Читаем Хроники Фрая полностью

Сколь угодно большое число рецензентов и критиков скажет вам, что если кто-то представляет свою работу на суд публики и норовит получить за это деньги, то публику следует предостеречь от трат, отменить которые ей потом не удастся. Если вы, сочинители и исполнители, боитесь волков, скажут они, так не ходите в лес. Да и вправе ли, прибавят они, выворачивая тему разговора наизнанку, люди театра, литературы, кино, телевидения и любого другого вида искусства рассчитывать на иммунитет от мнения тех, кто разбирается в их деле? Или их можно только расхваливать, награждать овациями, баловать, превозносить до небес и ласкать?

Я не могу опровергнуть ни одного слова этих и многих других убедительных апологий, повседневно произносимых радетелями критики. Позиций, занимаемых людьми по отношению к искусству и практике рецензирования, существует многое множество, однако ни одна из них, ни единая, не подразумевает ответа на вопрос: как тебе, критику, удается жить в мире с собой, зная, что твое озорное остроумие, тонкая проницательность и пренебрежительное суждение причинили какому-то человеку боль, от которой он плачет ночами, пока не заснет? А то и похуже: как тебе удается жить в мире с собой, сознавая, что ты обратился в человека, коему попросту наплевать на то, что он регулярно причиняет все ту же боль и страдания, повергает в уныние и лишает самоуважения людей, которые всего лишь пытаются заработать на хлеб насущный в своей сфере деятельности?

Все это слабость, слюнтяйство, а может быть, и измена кембриджскому литературному идеалу, который отстаивали великие люди, от Ливиса до Кермода, однако художественный уровень, литературные ценности, эстетическая подлинность и критическая прямота интересуют меня гораздо меньше, чем чувства других людей.

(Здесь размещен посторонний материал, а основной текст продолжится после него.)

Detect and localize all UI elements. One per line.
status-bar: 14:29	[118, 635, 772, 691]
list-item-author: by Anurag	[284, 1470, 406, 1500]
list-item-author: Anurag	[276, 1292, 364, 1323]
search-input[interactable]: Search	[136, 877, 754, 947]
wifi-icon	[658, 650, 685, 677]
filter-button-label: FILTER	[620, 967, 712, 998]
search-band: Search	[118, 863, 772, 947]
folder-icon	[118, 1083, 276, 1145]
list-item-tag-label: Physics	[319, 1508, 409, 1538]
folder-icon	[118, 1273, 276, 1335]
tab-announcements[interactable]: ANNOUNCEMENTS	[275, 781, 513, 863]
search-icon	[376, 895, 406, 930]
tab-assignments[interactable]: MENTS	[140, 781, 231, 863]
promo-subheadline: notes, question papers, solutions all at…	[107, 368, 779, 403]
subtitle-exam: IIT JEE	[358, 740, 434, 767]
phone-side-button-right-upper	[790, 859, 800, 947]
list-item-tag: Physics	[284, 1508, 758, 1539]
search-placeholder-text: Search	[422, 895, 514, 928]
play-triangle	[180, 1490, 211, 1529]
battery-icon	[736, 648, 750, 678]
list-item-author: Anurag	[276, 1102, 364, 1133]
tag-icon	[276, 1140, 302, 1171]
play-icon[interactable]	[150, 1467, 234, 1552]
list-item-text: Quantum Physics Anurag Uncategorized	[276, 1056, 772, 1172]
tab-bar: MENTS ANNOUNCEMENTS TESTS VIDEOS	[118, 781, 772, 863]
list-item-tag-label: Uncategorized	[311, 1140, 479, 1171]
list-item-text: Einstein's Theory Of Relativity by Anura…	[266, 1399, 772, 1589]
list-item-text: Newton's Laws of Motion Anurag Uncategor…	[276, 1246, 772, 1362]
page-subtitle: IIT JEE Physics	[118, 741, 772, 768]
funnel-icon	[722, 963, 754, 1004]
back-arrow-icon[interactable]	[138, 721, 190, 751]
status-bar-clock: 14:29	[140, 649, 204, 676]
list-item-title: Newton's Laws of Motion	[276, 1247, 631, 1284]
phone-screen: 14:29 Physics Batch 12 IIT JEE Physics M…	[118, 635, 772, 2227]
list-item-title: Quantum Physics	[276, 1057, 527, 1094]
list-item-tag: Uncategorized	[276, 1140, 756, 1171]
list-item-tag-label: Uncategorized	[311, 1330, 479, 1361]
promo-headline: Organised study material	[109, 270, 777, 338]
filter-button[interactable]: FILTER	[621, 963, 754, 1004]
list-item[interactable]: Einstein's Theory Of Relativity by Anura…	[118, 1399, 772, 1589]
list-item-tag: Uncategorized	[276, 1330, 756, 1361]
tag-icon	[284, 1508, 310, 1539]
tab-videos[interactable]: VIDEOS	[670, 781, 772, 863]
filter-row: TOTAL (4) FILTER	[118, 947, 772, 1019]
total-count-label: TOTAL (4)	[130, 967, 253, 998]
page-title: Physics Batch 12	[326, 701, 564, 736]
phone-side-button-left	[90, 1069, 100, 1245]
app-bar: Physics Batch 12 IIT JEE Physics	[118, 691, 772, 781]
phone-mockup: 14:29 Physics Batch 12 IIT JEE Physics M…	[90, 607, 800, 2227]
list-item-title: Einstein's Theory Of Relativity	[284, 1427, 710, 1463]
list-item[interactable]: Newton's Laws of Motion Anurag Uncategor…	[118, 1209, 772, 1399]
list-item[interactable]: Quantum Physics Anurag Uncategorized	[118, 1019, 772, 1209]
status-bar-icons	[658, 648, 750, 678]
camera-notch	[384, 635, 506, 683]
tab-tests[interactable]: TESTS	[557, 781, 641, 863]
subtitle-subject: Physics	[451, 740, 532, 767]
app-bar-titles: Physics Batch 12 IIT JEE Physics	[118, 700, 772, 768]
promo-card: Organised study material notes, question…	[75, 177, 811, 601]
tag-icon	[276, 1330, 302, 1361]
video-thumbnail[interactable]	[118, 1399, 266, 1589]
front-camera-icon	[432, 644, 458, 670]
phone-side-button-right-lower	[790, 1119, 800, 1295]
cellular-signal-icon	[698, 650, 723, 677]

Или – следует, пожалуй, добавить – мои собственные, ибо мне невыносимо чувство, что я обидел кого-то, наделал себе врагов. Да, это слабость, да, слюнтяйство, но что я могу поделать? И потому я испытал облегчение, когда Алан Корен возглавил «Лиснер» и предложил мне оставить литературные обзоры и начать писать еженедельную колонку на любую тему, какая покажется мне любопытной. Начиная с того дня я соглашаюсь отрецензировать книгу, фильм или телевизионную программу, только если редактор, который заказывает мне рецензию, понимает и принимает одно мое условие: рецензия будет положительной или, если предмет ее окажется столь ужасным, что даже у меня не сыщется для него доброго слова, ее не будет вообще. Я не проявляю такой привередливости, когда мне случается время от времени писать обзоры цифровых устройств, смартфонов и компьютерной периферии, но ведь они, как правило, представляют собой продукты деятельности скорее корпораций, чем отдельных людей. Впрочем, как только до меня дойдут сведения о том, что проектировщики камеры или создатели нового программного обеспечения расплакались, прочитав написанные мною жестокие слова, я, скорее всего, откажусь и от этих обзоров.

И прежде всего, я отказываюсь говорить хоть что-то дурное о работе друга. Пусть моя литературная честность пойдет и повесится – дружба превыше всего. Разумеется, узнав об этом, вы можете – если у вас такой склад ума – припомнить все краткие аннотации и отзывы, напечатанные на суперобложках книг, сочиненных знакомыми мне писателями, и решить, что когда я пишу: «Блестящая, душераздирающе, до колотья в боку смешная книга», то думаю, надо полагать, совсем иное: «Ужасная, жуткая, до усеру бездарная». Но наверняка вы все равно ничего не узнаете.

Одна из любимых историй Алана Корена из жизни ученого мира стала и моей любимой. Речь в ней идет об университетском доне. Многие уверяют, что им был сэр Артур Куиллер-Куч, великий и усатый старейшина эдвардианской литературы, автор детских приключенческих книжек и человек, отвечавший за букву «Q» в несравненной «Оксфордской антологии английской поэзии». Однажды ему случилось приветствовать в старшей преподавательской «Джизуса», кембриджского колледжа, где он провел к тому времени тридцать уж лет, нового действительного члена.

«Мы в восторге от того, что вы присоединились к нам, – сказал он, положив ладонь на плечо молодого человека, – однако позвольте дать вам совет. Не пытайтесь отличиться умом. Мы все им здесь отличаемся. Попробуйте отличиться добротой, хотя бы небольшой».

Как оно бывает с большинством университетских баек, слова эти приписывались самым разным людям, не исключено даже, что их вообще никто и никогда не произносил, однако итальянцы не зря говорят: «Se non é vero, é ben trovato» – «Если это и неправда, то хорошо придуманная».